Top Gun (1986) – the movie that broke box office records and became not only an iconic hit but also a culturally relevant one, landing itself in the National Film Registry.

It was also, up to Jan 2023, a movie I’d never seen before. Despite seeing every other single action and war flick known under the sun because of my father – somehow this movie missed the cut. 

It wasn’t until people in my friend circle started sputtering when I told them that I hadn’t seen it that I realized I should probably rectify that.  Also, the sequel had just hit streaming and that one looked fascinating. 

Upon asking my parents about why I’d never seen it with them, the answer I got back was that there was some trauma around the movie and someone in their friend circle on base using a lot of Top Gun references with the guy they were cheating on their husband with around the time it was released.

My initial two reactions to this film were as follows: 

  • Okay so Tom Cruise has just always been Like That.  
  • Oh hey I know that song/actor!

All joking aside, I was entertained by the film and I can definitely see the nostalgia bits that everyone loves.  I’m a sucker for a good action flick and this one delivered.

Fannish_50: The Mummy (1999) : Jonathan Carnahan

This is one of my favorite movies, I won’t lie. I often put it on as background noise if I’m not watching or listening to something specific. It’s essentially my favorite kind of story – adventure, curses, found family, and hijinks. A kind of happy ending that gives me resolution while also leaving it open for future stories. However, one of my favorite parts of it is the characterization of the main protagonists.
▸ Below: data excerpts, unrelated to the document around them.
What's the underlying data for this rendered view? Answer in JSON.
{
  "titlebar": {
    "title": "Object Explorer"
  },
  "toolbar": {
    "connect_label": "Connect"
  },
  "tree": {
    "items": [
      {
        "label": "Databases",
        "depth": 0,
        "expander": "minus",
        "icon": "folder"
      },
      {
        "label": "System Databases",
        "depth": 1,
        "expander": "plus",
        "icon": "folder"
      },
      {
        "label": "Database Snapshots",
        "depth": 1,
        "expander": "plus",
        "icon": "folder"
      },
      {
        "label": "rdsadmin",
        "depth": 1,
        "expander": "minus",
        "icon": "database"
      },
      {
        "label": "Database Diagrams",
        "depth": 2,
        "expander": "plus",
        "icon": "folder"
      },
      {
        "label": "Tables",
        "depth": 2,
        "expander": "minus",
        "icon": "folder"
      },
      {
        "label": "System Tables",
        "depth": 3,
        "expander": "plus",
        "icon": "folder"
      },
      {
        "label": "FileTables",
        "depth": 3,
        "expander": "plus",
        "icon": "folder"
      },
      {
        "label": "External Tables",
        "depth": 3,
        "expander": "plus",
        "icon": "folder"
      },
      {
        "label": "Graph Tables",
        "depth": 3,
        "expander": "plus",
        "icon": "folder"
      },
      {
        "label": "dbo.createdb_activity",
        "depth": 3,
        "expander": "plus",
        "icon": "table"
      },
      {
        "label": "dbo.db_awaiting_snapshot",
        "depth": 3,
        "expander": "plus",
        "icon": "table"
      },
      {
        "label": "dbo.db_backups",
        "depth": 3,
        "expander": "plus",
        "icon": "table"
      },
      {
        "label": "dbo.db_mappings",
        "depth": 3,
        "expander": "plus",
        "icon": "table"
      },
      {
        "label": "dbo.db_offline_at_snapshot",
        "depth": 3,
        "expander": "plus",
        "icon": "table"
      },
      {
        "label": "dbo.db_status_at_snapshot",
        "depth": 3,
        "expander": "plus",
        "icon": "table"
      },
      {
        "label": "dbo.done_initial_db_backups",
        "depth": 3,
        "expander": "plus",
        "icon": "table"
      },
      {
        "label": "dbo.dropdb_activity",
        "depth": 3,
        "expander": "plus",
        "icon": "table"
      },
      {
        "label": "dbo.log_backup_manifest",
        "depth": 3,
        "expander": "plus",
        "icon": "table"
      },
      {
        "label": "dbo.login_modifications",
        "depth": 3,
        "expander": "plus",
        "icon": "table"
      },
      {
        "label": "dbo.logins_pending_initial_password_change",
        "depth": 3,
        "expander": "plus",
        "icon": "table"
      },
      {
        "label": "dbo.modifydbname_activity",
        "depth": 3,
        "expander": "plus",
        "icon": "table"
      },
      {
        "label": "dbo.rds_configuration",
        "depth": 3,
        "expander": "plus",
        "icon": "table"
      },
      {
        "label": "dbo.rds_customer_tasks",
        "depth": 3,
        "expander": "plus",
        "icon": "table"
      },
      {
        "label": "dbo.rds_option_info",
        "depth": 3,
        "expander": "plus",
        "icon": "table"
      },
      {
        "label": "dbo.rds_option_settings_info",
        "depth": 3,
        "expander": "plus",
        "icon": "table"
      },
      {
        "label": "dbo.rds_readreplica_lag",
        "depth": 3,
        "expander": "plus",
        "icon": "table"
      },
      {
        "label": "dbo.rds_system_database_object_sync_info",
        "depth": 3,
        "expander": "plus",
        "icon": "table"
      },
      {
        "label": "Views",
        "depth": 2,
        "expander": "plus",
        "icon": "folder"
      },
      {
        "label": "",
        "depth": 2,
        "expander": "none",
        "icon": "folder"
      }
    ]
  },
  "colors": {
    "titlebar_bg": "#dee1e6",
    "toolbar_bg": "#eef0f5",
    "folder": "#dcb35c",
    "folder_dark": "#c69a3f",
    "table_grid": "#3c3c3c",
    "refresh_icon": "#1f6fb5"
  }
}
Specifically Jonathan Carnahan.

Jonathan occupies a really important role in the movie, serving as comic relief that is actually comic rather than stupid and who also serves as a valuable plot mover. He comes off as the incompetent buffoon except while the buffoon part could possibly be argued for, Jonathan is anything but incompetent.

So let’s review what we know to be true from the film itself. Jonathan can read Ancient Egyptian, even if it is not to the same degree his sister can. He’s clearly interested in archaeology to the point of being on digs himself – which would have required extensive schooling to qualify for those kinds of permits. The “dig down in Thebes” line alludes to that and Evie clearly believes him when he tells her where he found it.

Jonathan also doesn’t miss when he shoots and he clearly has some boxing experience. Given the timeperiod of the movie, he’s the right age to have fought in WWI (So’s Rick and the French Foreign Legion did fight in WWI but that’s a different post) and that makes everything about him make so much more sense.

Jonathan, much like Phryne Fisher in one of my favorite period mystery shows, hasn’t taken anything seriously since 1918 and for pretty much the same reasons. He’s exactly the sort of soldier who got disillusioned from seeing what he did and since it didn’t actually kill him, he’s jumped from that into something slightly less dangerous. Archaeology was dangerous, not necessarily from curses, but just from people with guns shooting at you. He’s living it up when he can and trying not to give in to those darker impulses.

Evie: Have you no respect for the dead? 

Jonathan: Of course I do, but sometimes I’d rather like to join them.

John Hannah, who plays Jonathan, conveyed all this perfectly on screen. He didn’t have to spell it out for us, just the hints of it existing were perfect.